Il aura ainsi été capable de proposer une alternative à tous les Sud-africains : «Non seulement il a su dire : ’Apartheid, no !’, mais également imaginer la suite, rappelle Judith Hayem, maître de conférences en anthropologie à l’Université de Lille I, réussissant à sortir le pays de ce système unique et de trois siècles de haines raciales sans bain de sang, sans guerre civile ni révolution, à installer une démocratie multiraciale et à laisser un pays en paix avec lui-même». «Sur le fond, il fallait inventer une sud-africanité», explique le politologue Dominique Darbon (professeur à l’IEP Bordeaux). Mandela l’a fait, dans un patchwork de cultures, de langues et de religions qui n’avait rien d’évident.
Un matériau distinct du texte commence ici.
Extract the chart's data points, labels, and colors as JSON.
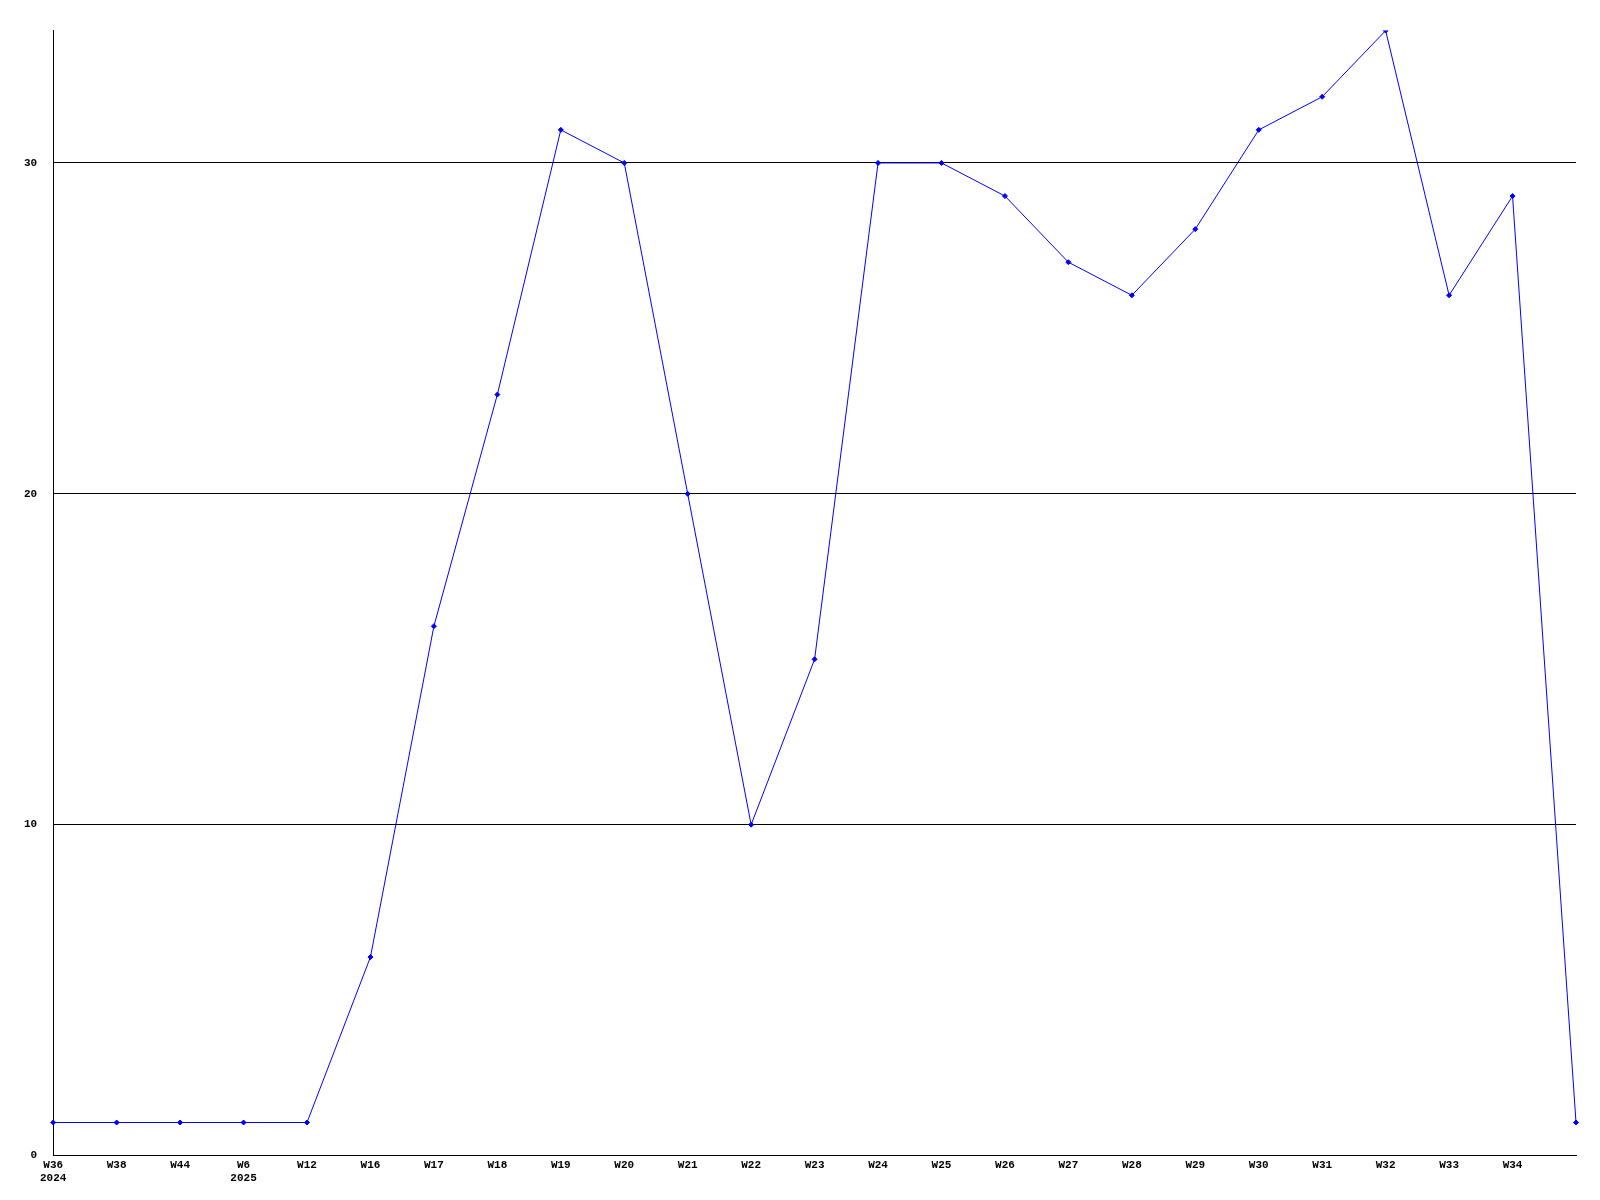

Il a trouvé un chemin original en construisant un pays arc-en-ciel pour tous, en faisant preuve d’une grande inventivité politique : la Constitution provisoire de 1992 a permis de découdre l’apartheid alors même que le pouvoir blanc était encore en place. «La rupture est intervenue sans vacance du pouvoir et avec une issue partagée par les Blancs comme les Noirs», explique Judith Hayem. Quel fut le bilan de Mandela chef d’Etat ? «Une fois président, il a laissé le gouvernement gouverner, à l’inverse de la plupart des pays africains, et il a présidé, s’attachant à toute la dimension symbolique de la fonction», affirme Thierry Vircoulon, chercheur associé à l’IFRI. Son vice-président Tabo M’Beki se chargeait ainsi de la gestion au jour le jour, quand lui se concentrait sur le rapport à son peuple et sur la construction d’une nouvelle image internationale de l’Afrique du Sud. D’un côté, la construction par l’ANC des bases de cette «démocratie durable», selon le terme de Philippe Hugon, chercheur à l’Iris, a ainsi donné l’accès à l’eau, au logement et aux biens essentiels à tous les Sud-africains, et autorisé la montée en puissance d’une bourgeoisie noire, parallèlement à une politique d’ouverture à l’économie mondiale et… de grande discipline budgétaire. De l’autre, le leadership de Mandela a permis la réouverture du pays au monde, et d’en faire la première puissance politique, économique et militaire du continent africain.

Un personnage impénétrable

On ne peut nier aujourd’hui que l’Afrique du Sud reste un des champions du monde des inégalités sociales, que la corruption s’y accroche, que la violence y fait rage, que le sida – que Mandela a longtemps ne pas voulu voir – y sévit comme rarement, que le chômage et la pauvreté y perdurent, que la grande majorité des terres appartient toujours aux Blancs, et que l’ANC y ait dans tout cela une grande part de responsabilité. Les uns, comme André Brink, regretteront que Mandela soit parti trop tôt, et irrémédiablement, au terme d’un seul mandat en 1999. D’autres souligneront que par trop grand souci de compromis au moment des négociations constitutionnelles, il a écarté tout changement radical en matière économique et sociale. Tous reconnaîtront toutefois que le transfert en douceur du pouvoir à une majorité sur le mode démocratique aura constitué une révolution atypique. Reste que l’homme qui a tendu la main à ses pires ennemis, qui a su être attentif à tous et à chacun au point de ne pas aimer dire je, qui a aimé la vie jusqu’à épouser, à 80 ans, Graça Machel, la veuve de l’ex-président du Mozambique, a jusqu’au bout constitué une énigme sous son masque souriant pour bon nombre de ses proches. Parfois rousseauiste, mais d’une discipline de fer avec lui-même, Mandela est resté pour l’essentiel un personnage impénétrable. On peut le concevoir. L’homme a été très marqué par son emprisonnement et par un traumatisme irréparable : «Etre resté 27 ans sans voir ses enfants est une expérience terrible», a-t-il confié. En concluant, bien après sa libération : «Je suis toujours en prison.»